Uluslararası nitelikte mesleki faaliyet yürütmek isteyen hukukçuların farklı hukuki dil, kültür, teori, yapı ve standartlar ile tanışmaları, söz konusu mesleki faaliyetlerin gerektirdiği bilgi ve becerilerle donanmaları önem arz eder. Diğer taraftan yaşanmakta olan sosyal ve dijital dönüşümün hukuki hizmetler üzerindeki etkilerini de göz önünde bulundurarak, geleneksel donanımın gerektirdiği mesleki yeterliliklere her geçen gün yenilerinin eklendiğini de söyleyebiliriz.

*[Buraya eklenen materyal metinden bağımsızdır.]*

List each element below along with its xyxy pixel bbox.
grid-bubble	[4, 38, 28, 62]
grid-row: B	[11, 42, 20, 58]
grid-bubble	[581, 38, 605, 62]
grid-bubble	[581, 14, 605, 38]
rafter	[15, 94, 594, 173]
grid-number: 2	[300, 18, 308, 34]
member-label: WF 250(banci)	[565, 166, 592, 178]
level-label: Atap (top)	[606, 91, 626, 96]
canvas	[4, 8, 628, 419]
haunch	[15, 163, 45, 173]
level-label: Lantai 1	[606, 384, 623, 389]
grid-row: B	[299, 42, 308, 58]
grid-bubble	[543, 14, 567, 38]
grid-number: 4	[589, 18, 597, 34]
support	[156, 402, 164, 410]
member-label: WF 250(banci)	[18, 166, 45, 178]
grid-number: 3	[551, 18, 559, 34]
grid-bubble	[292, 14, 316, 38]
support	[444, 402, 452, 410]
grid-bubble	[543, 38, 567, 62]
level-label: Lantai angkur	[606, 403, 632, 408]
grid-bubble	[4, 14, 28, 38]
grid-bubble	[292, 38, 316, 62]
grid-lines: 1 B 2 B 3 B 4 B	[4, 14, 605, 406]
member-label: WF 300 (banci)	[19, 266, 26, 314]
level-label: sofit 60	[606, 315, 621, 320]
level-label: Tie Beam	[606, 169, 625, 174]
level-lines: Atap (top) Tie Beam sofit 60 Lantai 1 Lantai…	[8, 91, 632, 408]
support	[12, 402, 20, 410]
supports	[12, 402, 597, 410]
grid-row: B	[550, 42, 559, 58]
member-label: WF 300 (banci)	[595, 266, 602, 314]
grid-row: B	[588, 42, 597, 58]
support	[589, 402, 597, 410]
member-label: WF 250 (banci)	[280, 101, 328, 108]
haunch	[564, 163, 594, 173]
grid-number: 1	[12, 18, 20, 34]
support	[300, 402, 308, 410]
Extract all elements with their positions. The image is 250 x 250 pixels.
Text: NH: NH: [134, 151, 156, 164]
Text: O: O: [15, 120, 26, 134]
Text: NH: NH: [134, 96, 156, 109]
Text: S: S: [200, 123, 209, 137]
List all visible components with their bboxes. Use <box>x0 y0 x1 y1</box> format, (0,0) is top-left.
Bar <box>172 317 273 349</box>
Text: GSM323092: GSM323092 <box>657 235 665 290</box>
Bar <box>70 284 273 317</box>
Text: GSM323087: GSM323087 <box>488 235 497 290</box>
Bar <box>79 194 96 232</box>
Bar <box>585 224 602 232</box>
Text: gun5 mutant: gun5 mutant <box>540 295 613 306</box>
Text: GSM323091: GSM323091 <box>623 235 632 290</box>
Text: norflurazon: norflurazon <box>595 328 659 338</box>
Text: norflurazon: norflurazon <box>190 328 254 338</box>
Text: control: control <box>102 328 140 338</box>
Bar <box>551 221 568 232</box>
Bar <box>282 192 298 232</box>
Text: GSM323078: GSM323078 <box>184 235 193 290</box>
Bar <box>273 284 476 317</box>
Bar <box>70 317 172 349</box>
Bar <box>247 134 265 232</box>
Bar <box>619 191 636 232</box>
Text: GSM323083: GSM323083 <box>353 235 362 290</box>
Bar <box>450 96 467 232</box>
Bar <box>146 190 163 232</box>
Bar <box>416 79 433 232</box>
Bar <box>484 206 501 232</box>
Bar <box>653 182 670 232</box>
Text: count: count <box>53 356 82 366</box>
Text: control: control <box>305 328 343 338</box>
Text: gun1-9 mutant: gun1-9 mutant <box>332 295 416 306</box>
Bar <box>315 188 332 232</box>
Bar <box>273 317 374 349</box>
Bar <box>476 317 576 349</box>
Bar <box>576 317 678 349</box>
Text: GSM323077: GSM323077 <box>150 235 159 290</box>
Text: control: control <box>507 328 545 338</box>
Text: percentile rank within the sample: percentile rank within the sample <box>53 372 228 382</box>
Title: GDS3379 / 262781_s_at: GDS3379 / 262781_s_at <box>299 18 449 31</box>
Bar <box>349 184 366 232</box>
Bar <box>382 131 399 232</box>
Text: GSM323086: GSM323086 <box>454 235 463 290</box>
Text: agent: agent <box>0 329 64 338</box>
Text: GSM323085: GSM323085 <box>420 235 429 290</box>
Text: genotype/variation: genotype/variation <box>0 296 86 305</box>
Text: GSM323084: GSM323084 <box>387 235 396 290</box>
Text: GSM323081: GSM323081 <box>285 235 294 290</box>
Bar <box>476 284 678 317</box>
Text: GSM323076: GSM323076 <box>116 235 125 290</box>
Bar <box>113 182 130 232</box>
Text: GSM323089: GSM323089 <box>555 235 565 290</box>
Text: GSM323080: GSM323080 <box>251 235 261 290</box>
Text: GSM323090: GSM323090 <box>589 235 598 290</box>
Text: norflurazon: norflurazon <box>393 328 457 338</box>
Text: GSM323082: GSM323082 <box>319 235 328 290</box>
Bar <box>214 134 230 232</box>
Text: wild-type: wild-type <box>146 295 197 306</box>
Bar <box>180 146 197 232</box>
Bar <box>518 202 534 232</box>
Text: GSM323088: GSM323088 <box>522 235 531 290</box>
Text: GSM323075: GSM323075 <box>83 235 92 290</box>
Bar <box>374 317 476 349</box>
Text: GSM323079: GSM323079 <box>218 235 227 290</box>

Klasik yapıdaki uluslararası LL.M. programları hukukçuların sözünü ettiğim amaçlarına birinci derecede hizmet etmek üzere yeniliklere göre uyarlanan eğitim programlarından olmakla birlikte, erişilebilirlikleri pek çok farklı sebeple ne yazık ki oldukça sınırlı. Diğer taraftan çevrimiçi (online) LL.M. programlarının söz konusu problemlerin bir kısmını bertaraf edebilme işlevleri olsa da mesleki katkı/prestij - maddi yük dengesi bakımından her beklentiyi karşılamaları mümkün olmayabilir.
Acaba sair yenilikçi dijital öğrenme imkanları, uluslararası mesleki faaliyet yürütmek isteyen hukukçuların ihtiyaç duydukları donanıma katkı sağlayabilecek daha erişilebilir kaynaklar olarak değerlendirilebilir mi?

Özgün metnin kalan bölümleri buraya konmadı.